A new agreement between VA and another federal agency will expand research on infectious diseases and related topics. The partnership is expected to benefit Veterans and all Americans, as well as people around the world.
VA signed a memorandum of agreement with the National Institute of Allergy and Infectious Diseases (NIAID) on June 28 to expand collaborative research.
NIAID is part of the National Institutes of Health. It is a world leader in research on infectious, immunologic and allergic diseases. Research funded by NIAID has led to many therapies, vaccines and diagnostic tests. The head of the agency, Dr. Anthony Fauci, has become well-known to Americans for his leadership in the public health response to COVID-19.
Dr. Victoria Davey, VA’s associate chief research and development officer for epidemiology and public health, says the hope is that the partnership will “improve VA’s ability to care for Veterans and improve the health and lives of Veterans and others throughout the U.S. and the world.”
Building on existing collaboration
VA and NIAID already collaborate on infectious diseases and immune system disorders.

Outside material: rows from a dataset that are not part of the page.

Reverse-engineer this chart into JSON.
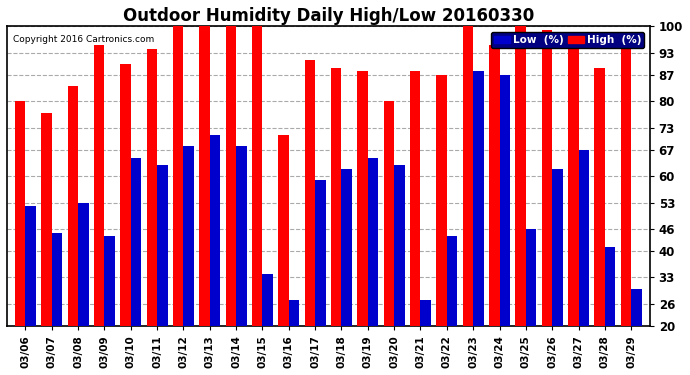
{
  "title": "Outdoor Humidity Daily High/Low 20160330",
  "copyright": "Copyright 2016 Cartronics.com",
  "dates": [
    "03/06",
    "03/07",
    "03/08",
    "03/09",
    "03/10",
    "03/11",
    "03/12",
    "03/13",
    "03/14",
    "03/15",
    "03/16",
    "03/17",
    "03/18",
    "03/19",
    "03/20",
    "03/21",
    "03/22",
    "03/23",
    "03/24",
    "03/25",
    "03/26",
    "03/27",
    "03/28",
    "03/29"
  ],
  "high": [
    80,
    77,
    84,
    95,
    90,
    94,
    100,
    100,
    100,
    100,
    71,
    91,
    89,
    88,
    80,
    88,
    87,
    100,
    95,
    100,
    99,
    95,
    89,
    94
  ],
  "low": [
    52,
    45,
    53,
    44,
    65,
    63,
    68,
    71,
    68,
    34,
    27,
    59,
    62,
    65,
    63,
    27,
    44,
    88,
    87,
    46,
    62,
    67,
    41,
    30
  ],
  "ylim": [
    20,
    100
  ],
  "yticks": [
    20,
    26,
    33,
    40,
    46,
    53,
    60,
    67,
    73,
    80,
    87,
    93,
    100
  ],
  "bar_width": 0.4,
  "high_color": "#ff0000",
  "low_color": "#0000cc",
  "bg_color": "#ffffff",
  "plot_bg_color": "#ffffff",
  "border_color": "#000000",
  "grid_color": "#aaaaaa",
  "title_fontsize": 12,
  "legend_low_label": "Low  (%)",
  "legend_high_label": "High  (%)"
}
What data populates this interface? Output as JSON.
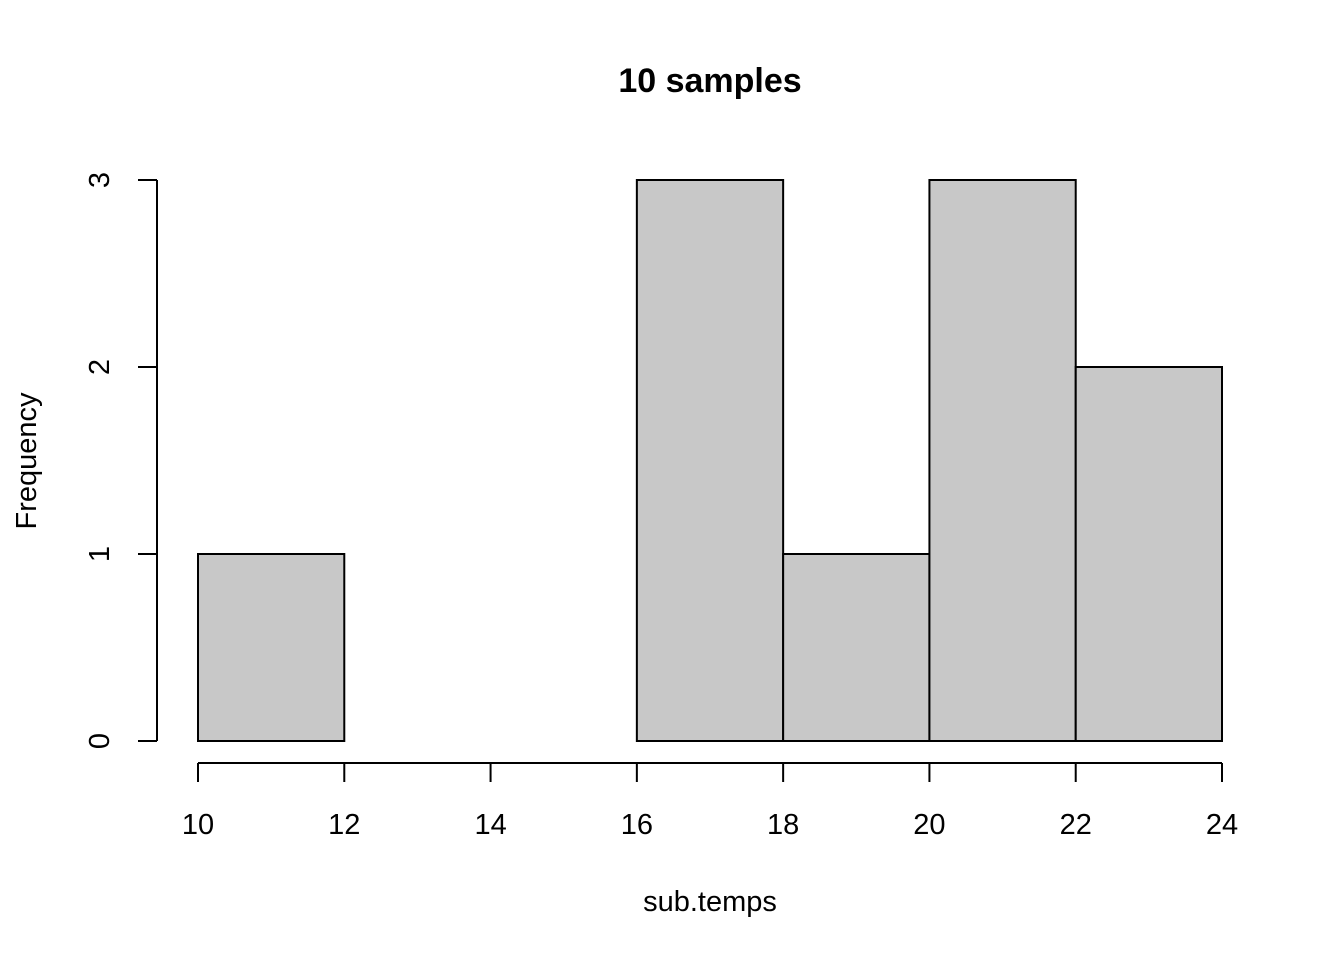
{
  "chart_data": {
    "type": "bar",
    "subtype": "histogram",
    "title": "10 samples",
    "xlabel": "sub.temps",
    "ylabel": "Frequency",
    "bins": [
      {
        "start": 10,
        "end": 12,
        "count": 1
      },
      {
        "start": 12,
        "end": 14,
        "count": 0
      },
      {
        "start": 14,
        "end": 16,
        "count": 0
      },
      {
        "start": 16,
        "end": 18,
        "count": 3
      },
      {
        "start": 18,
        "end": 20,
        "count": 1
      },
      {
        "start": 20,
        "end": 22,
        "count": 3
      },
      {
        "start": 22,
        "end": 24,
        "count": 2
      }
    ],
    "xlim": [
      10,
      24
    ],
    "ylim": [
      0,
      3
    ],
    "x_ticks": [
      "10",
      "12",
      "14",
      "16",
      "18",
      "20",
      "22",
      "24"
    ],
    "y_ticks": [
      "0",
      "1",
      "2",
      "3"
    ],
    "grid": false,
    "bar_fill": "#c8c8c8",
    "bar_stroke": "#000000"
  }
}
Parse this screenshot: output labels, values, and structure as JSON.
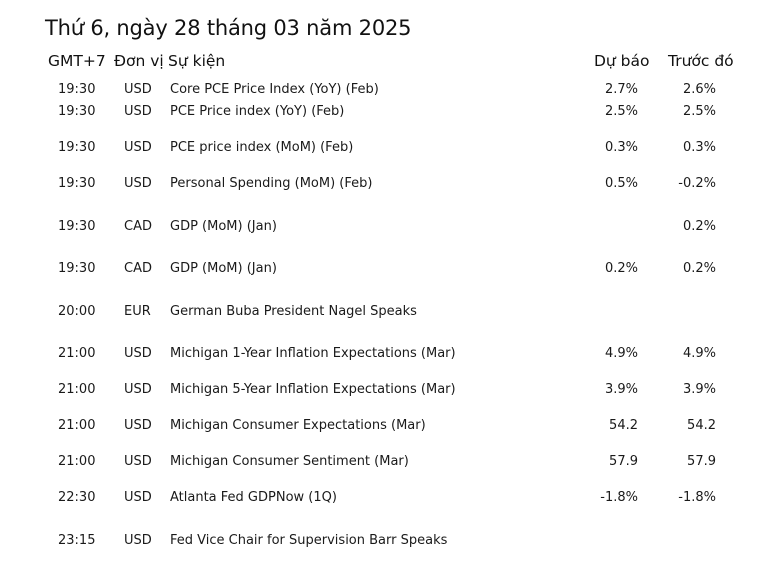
{
  "title": "Thứ 6, ngày 28 tháng 03 năm 2025",
  "columns": {
    "timezone": "GMT+7",
    "unit": "Đơn vị",
    "event": "Sự kiện",
    "forecast": "Dự báo",
    "previous": "Trước đó"
  },
  "rows": [
    {
      "time": "19:30",
      "currency": "USD",
      "event": "Core PCE Price Index (YoY) (Feb)",
      "forecast": "2.7%",
      "previous": "2.6%"
    },
    {
      "time": "19:30",
      "currency": "USD",
      "event": "PCE Price index (YoY) (Feb)",
      "forecast": "2.5%",
      "previous": "2.5%"
    },
    {
      "time": "19:30",
      "currency": "USD",
      "event": "PCE price index (MoM) (Feb)",
      "forecast": "0.3%",
      "previous": "0.3%"
    },
    {
      "time": "19:30",
      "currency": "USD",
      "event": "Personal Spending (MoM) (Feb)",
      "forecast": "0.5%",
      "previous": "-0.2%"
    },
    {
      "time": "19:30",
      "currency": "CAD",
      "event": "GDP (MoM) (Jan)",
      "forecast": "",
      "previous": "0.2%"
    },
    {
      "time": "19:30",
      "currency": "CAD",
      "event": "GDP (MoM) (Jan)",
      "forecast": "0.2%",
      "previous": "0.2%"
    },
    {
      "time": "20:00",
      "currency": "EUR",
      "event": "German Buba President Nagel Speaks",
      "forecast": "",
      "previous": ""
    },
    {
      "time": "21:00",
      "currency": "USD",
      "event": "Michigan 1-Year Inflation Expectations (Mar)",
      "forecast": "4.9%",
      "previous": "4.9%"
    },
    {
      "time": "21:00",
      "currency": "USD",
      "event": "Michigan 5-Year Inflation Expectations (Mar)",
      "forecast": "3.9%",
      "previous": "3.9%"
    },
    {
      "time": "21:00",
      "currency": "USD",
      "event": "Michigan Consumer Expectations (Mar)",
      "forecast": "54.2",
      "previous": "54.2"
    },
    {
      "time": "21:00",
      "currency": "USD",
      "event": "Michigan Consumer Sentiment (Mar)",
      "forecast": "57.9",
      "previous": "57.9"
    },
    {
      "time": "22:30",
      "currency": "USD",
      "event": "Atlanta Fed GDPNow (1Q)",
      "forecast": "-1.8%",
      "previous": "-1.8%"
    },
    {
      "time": "23:15",
      "currency": "USD",
      "event": "Fed Vice Chair for Supervision Barr Speaks",
      "forecast": "",
      "previous": ""
    }
  ]
}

The agencies, as part of a broad international public-private partnership, work together on the Accelerating COVID-19 Therapeutic Interventions and Vaccines initiative. The research has been evaluating the safety and effectiveness of antibodies and antiviral medications targeting COVID-19, with Veterans being enrolled in trials at several VA medical centers.
Moreover, NIAID directly funds some 170 research projects at VA medical centers. These studies cover topics such as HIV, asthma, and drug-resistant “super bug” infections.
The new agreement will “continue and preserve” these efforts while promoting “greater synergy” by further leveraging the unique strengths of each agency. The formal agreement notes VA’s expertise in clinical trials, informatics and genomics, among other areas.
Leveraging momentum from the pandemic
Dr. Rachel Ramoni, who heads the VA research program, notes that the new partnership was given momentum in part by the pandemic.
“We began strengthening our partnership with NIAID in the early days of the COVID-19 pandemic, mainly around clinical trials, and now we are looking at many other areas in which we can join forces,” she says.
The agreement will make it easier for researchers with VA and NIAID to share lab specimens, data, methods and other resources. It will also involve new training opportunities such as workshops and seminars across the two agencies.
An initial set of joint projects expected to be launched through the agreement will focus on COVID-19. Some will test potential new treatments based on antibodies or antiviral drugs as part of ACTIV. Others will analyze data on VA patients to learn about viral mutations – such as the Delta variant now spreading across the U.S. and much of the world – and vaccine effectiveness.
Taking a broad look at factors impacting COVID illness severity
One project already underway between the two agencies is a study led by Dr. Sunil Ahuja at the South Texas Veterans Health Care System. His group is following patients hospitalized with COVID-19, as well as accessing data from routine screenings and monitoring of health care workers caring for COVID patients. Ahuja and colleagues are focusing on two measures they believe help explain why the virus affects people so differently, with some experiencing only mild illness and others getting very sick. One factor is an impaired immune system. The other involves inflammation and tissue damage in the airways. Ahuja’s team is also studying postmortem specimens and mice as part of their investigation.
Besides COVID-19, the VA-NIAID agreement will cover “a wide range of infectious, immunologic and allergic diseases of common concern.” Davey says the partnership should lead to better care across all of these conditions. In particular, she foresees more impact from VA research in this area.
“The VA research enterprise is strengthened as a result of this agreement,” says Davey, “and our impact in infectious diseases research should be greater.”